Prescription drug abuse is a silent but deadly threat. Prescription drugs are now abused at the very same level as any other illicit street drug in fact, and prescriptions drugs are the second most commonly abused type of drug in the nation just behind marijuana. A literally millions of people currently abusing prescription drugs for non-medical purposes in the U.S., meaning they either have a prescription and misuse the drug or don't have a prescription and take it for recreational purposes to get high. The fact that there are nearly a million companies which sell prescription drugs online and will send them anywhere doesn't help the matter.
Opioids, or prescription pain killers, are among the most abused prescription drugs. Many individuals become hooked on pain killers through no fault of their own, following a surgery or injury for example. They may have a legitimate prescription, but when it comes time to stop taking the drug it can be difficult if not impossible to quit and they soon find themselves attempting to get more. This is because opioid drugs produce similar if not the same effects in some cases as the opiate street drug heroin. There are actually cases of heroin addicts becoming more inclined to abuse prescription opioids instead of heroin, because they are easier to obtain. And just like heroin, individuals become dependent to prescription opioids very quickly and will need them every day simply to function. If they don't get their fix they will experience uncomfortable and sometimes painful withdrawal symptoms which just causes them to seek out and take more prescription opioids.
Another class of prescription drugs which are often abused is known as benzodiazepines, or tranquilizers. These types of drugs are usually used to treat and manage anxiety. While abusing benzodiazepines will not necessarily result in effects or the type of high as drugs in the opioid class, they do produce their own high when abused which can be addictive. Many individuals find it very difficult to function without benzodiazepines once they have become dependent to them through abuse, and even through legitimate use. Even in individuals with a prescription for these drugs, the withdrawal symptoms that occur as a result of sudden cessation are not only unbearable but life threatening in some cases.
Unfortunately, the "pill popping" generation of today is led by the misconception that prescription drugs are safe or safer than illicit drugs and the rates of abuse show a true epidemic. Just because prescription drugs have legitimate use in medicine does not make them any less dangerous in terms of misuse and abuse. In fact, abuse of prescription drugs is just as dangerous, if not more dangerous, than abuse of illicit street drugs. To compound the dangers and risks, individuals who abuse prescription drugs often mix them with other drugs or alcohol which can be life threatening.

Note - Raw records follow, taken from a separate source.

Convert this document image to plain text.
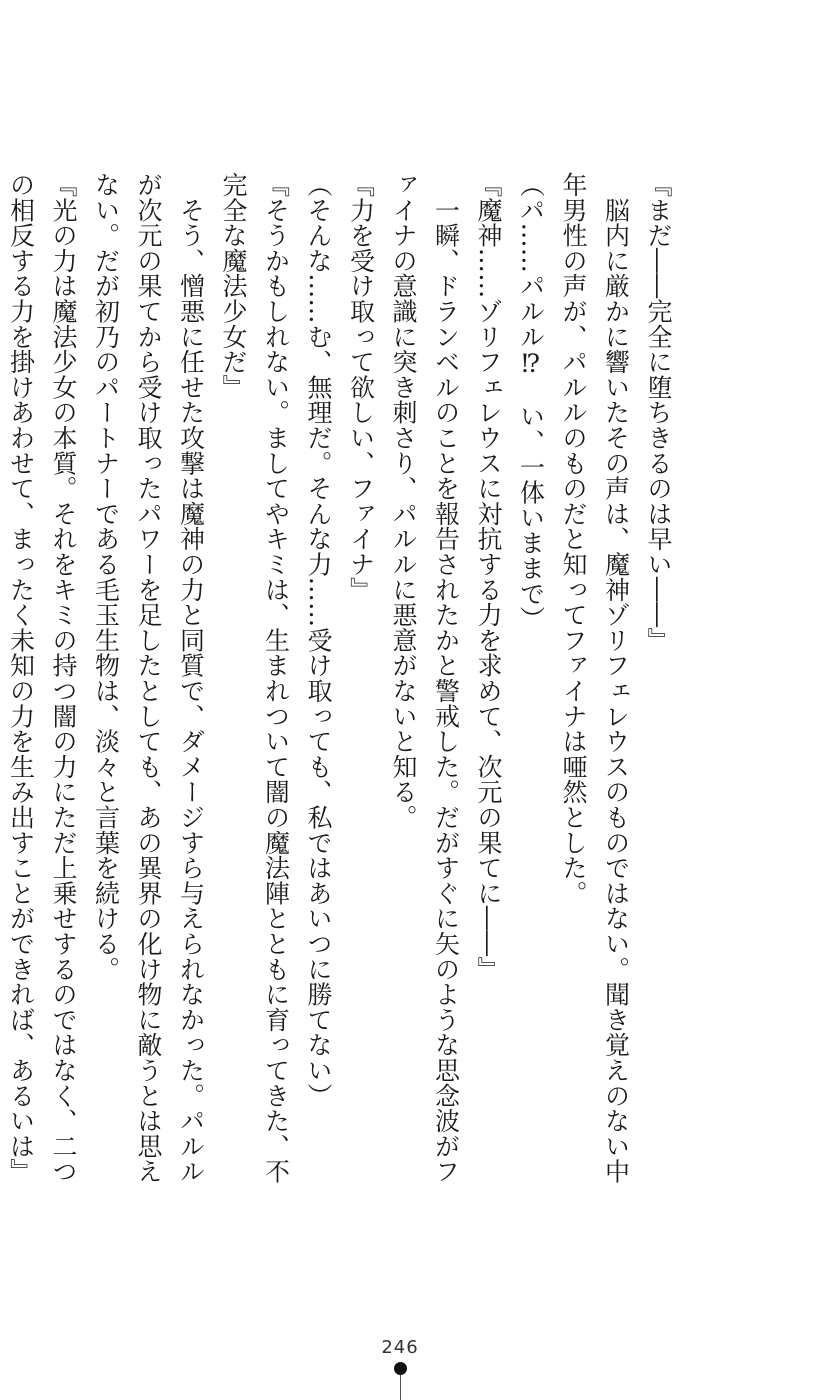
『まだ――完全に堕ちきるのは早い――』
　脳内に厳かに響いたその声は、魔神ゾリフェレウスのものではない。聞き覚えのない中
年男性の声が、パルルのものだと知ってファイナは唖然とした。
（パ……パルル⁉　い、一体いままで）
『魔神……ゾリフェレウスに対抗する力を求めて、次元の果てに――』
　一瞬、ドランベルのことを報告されたかと警戒した。だがすぐに矢のような思念波がフ
ァイナの意識に突き刺さり、パルルに悪意がないと知る。
『力を受け取って欲しい、ファイナ』
（そんな……む、無理だ。そんな力……受け取っても、私ではあいつに勝てない）
『そうかもしれない。ましてやキミは、生まれついて闇の魔法陣とともに育ってきた、不
完全な魔法少女だ』
　そう、憎悪に任せた攻撃は魔神の力と同質で、ダメージすら与えられなかった。パルル
が次元の果てから受け取ったパワーを足したとしても、あの異界の化け物に敵うとは思え
ない。だが初乃のパートナーである毛玉生物は、淡々と言葉を続ける。
『光の力は魔法少女の本質。それをキミの持つ闇の力にただ上乗せするのではなく、二つ
の相反する力を掛けあわせて、まったく未知の力を生み出すことができれば、あるいは』
246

Prescription drug abuse which leads to addiction can be just as difficult to kick as a heroin or cocaine habit, and in some cases can be even more challenging. Most will simply go on for years doctor shopping and becoming involved in all manner of illegal activity including health insurance fraud and even violent crime to continue their habit. Without intervention, prescription drug abuse is a path towards total destruction and even death. This doesn't have to be the case however, as there are many effective drug rehab programs which not only treat illicit street drug and alcohol addiction but also treat prescription drug addiction.
Drug rehab for prescription drug abuse follows the exact same guidelines as treatment for any other addiction, because it is the same as any other addiction in many ways. The only exception is that withdrawal from certain types of prescription drugs can cause serious health problems or death, and no one should ever stop using these drugs unless in a professional drug detox facility or drug rehab. This will ensure that the individual has the proper medical care and is taken off the prescription drug at a rate that will not induce life threatening or dangerous complication.
Following the drug detox process, prescription drug abuse is treated through education, counseling and other known effective treatment processes which bring the individual to a point where they no longer are dependent to prescription drugs physically or psychologically. This entails honing in on whatever triggered their abuse of prescription drugs, and developing more effective coping skills for life so they never have to turn to prescription drugs to cope or mask life's issues in the future. Because this can take several weeks and even months in some cases, prescription drug abuse is best treated in a residential or inpatient drug rehab program which requires a stay of at least 90 days.